- Location: Bolama Region, Guinea-Bissau
- Coordinates: 10°54′N 15°42′W﻿ / ﻿10.9°N 15.7°W
- Area: 495.0 km^{2} (191.1 sq mi)
- Created: August 2000

= João Vieira and Poilão Marine National Park =

Protected area in Guinea-Bissau

João Vieira and Poilão Marine National Park (Parque Nacional Marinho João Vieira e Poilão) is a national park in Guinea-Bissau. It was established in August 2000. It covers an area of 495.0 km2 and includes the uninhabited islands of João Vieira, Cavalos, Meio and Poilão, and some smaller islets in the southeastern part of the Bijagós Archipelago. The beaches of the islands are frequented by the sea turtle species Chelonia mydas, Eretmochelys imbricata and Lepidochelys olivacea.

==History and cultural relevance==
While not permanently inhabited, the islands are visited for fishing, palm tree harvesting, and some agriculture. The island of Poilão is considered a sacred site by indigenous people. Due to this status, turtle eggs from the island were not poached by local communities, unlike those elsewhere in the archipelago. Turtles from the area traditionally served as both an important source of resources and a part of local cultures.

Negotiations with local communities began in the 1990s, to ensure access to what were sacred areas. Locals informed researchers that they believed turtle populations had been decreasing. Turtle tagging began in 1994, and towards the end of the decade instances of itinerant poaching were recorded. The process to establish a protected area began in 1998, and the park was formally established in August 2000 via decree 6-A/2000.

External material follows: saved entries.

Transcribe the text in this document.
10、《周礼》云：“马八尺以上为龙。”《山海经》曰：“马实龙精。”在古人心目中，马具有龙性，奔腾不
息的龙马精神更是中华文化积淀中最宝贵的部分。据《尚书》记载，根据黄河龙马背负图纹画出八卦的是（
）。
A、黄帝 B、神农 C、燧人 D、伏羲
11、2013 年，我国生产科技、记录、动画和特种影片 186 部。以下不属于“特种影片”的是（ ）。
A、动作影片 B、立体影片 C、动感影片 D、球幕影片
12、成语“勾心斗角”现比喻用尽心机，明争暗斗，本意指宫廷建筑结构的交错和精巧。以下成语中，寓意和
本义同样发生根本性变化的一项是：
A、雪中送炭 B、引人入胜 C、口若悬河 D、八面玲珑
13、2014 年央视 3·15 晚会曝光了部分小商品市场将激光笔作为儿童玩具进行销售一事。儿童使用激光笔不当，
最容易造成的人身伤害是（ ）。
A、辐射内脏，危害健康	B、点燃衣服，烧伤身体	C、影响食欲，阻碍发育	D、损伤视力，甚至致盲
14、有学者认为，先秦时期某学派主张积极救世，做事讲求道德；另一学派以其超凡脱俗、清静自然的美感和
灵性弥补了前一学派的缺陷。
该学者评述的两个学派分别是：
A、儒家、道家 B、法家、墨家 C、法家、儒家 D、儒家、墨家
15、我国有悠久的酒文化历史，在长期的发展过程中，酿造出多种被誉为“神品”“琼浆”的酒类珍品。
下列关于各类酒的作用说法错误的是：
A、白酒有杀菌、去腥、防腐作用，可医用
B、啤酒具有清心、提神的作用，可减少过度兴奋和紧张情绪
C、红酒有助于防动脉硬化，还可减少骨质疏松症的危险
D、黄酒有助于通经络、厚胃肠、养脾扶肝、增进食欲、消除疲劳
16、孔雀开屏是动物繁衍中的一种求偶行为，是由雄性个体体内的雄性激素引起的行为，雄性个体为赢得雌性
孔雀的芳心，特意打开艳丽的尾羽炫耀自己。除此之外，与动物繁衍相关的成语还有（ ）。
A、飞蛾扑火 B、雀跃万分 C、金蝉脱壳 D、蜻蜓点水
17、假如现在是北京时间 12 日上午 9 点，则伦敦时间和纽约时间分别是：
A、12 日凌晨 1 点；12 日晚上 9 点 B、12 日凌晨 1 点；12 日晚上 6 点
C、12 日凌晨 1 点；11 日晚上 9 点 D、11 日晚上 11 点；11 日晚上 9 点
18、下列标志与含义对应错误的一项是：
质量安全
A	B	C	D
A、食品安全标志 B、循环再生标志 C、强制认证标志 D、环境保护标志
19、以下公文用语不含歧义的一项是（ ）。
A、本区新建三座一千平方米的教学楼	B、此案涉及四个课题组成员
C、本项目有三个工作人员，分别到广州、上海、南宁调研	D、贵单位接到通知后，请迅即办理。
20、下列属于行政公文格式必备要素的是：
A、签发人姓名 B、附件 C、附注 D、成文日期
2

A National Action Plan for the Conservation of Sea Turtles has been created and implemented by the Institute of Biodiversity and Protected Areas to help protect the islands.

==Geography==
The park covers the southeastern Bijagós Archipelago, in particular the uninhabited islands of João Vieira, Meio, Cavalos, and Poilão, and three smaller islets. The total area is 49,500 ha, of which 47,943 ha is ocean. The larger archipelago is considered a biosphere reserve. Poilão is 43 ha, with sandy beaches making up 2.3 km of its 4 km coastline.

==Wildlife==
In addition to mangroves, the islands are covered by sub-humid forests and palm trees, in particular Elaeis guineensis. The forests contain grey parrots, and are breeding spots for West African crested terns, Caspian terns, and black terns. A total of 163 bird species have been identified on the islands.

The beaches serve as nesting grounds for green sea turtles, hawksbill sea turtles, and olive ridley sea turtles. Poilão is a particularly important breeding site for Eastern Atlantic turtle populations. A survey in 2000 estimated that 7,400 green sea turtle nests were laid on the island, along with 6 hawksbill turtle nests. In 2014 40,000 nests were laid on the island, including more than 1,000 on some individual nights. 5% of the global green sea turtle population nests on Poilão alone, making it the largest breeding site in Africa, and one of the five largest in the world. The local green turtle population has remained stable despite a global decrease. Turtle nests are so plentiful on the island that many nests overlap. Meio island faces similar concentrations of turtle nests. On both islands the nests face few risks from predators or floods. Beginning in 2019, eggs from overlapping nests on these two islands began to be moved to João Vieira. While other islands were known by locals to have had historically large populations, many now see little to no nesting. While some turtles range along the West African coastline between nesting seasons, others remain within the local archipelago. Loggerhead sea turtles are found in the waters of Guinea-Bissau, but are not known to nest there.

Humpback dolphins and bottlenose dolphins inhabit the waters of the park, as do fish including Caranx species, Lutjanus species, and sharks.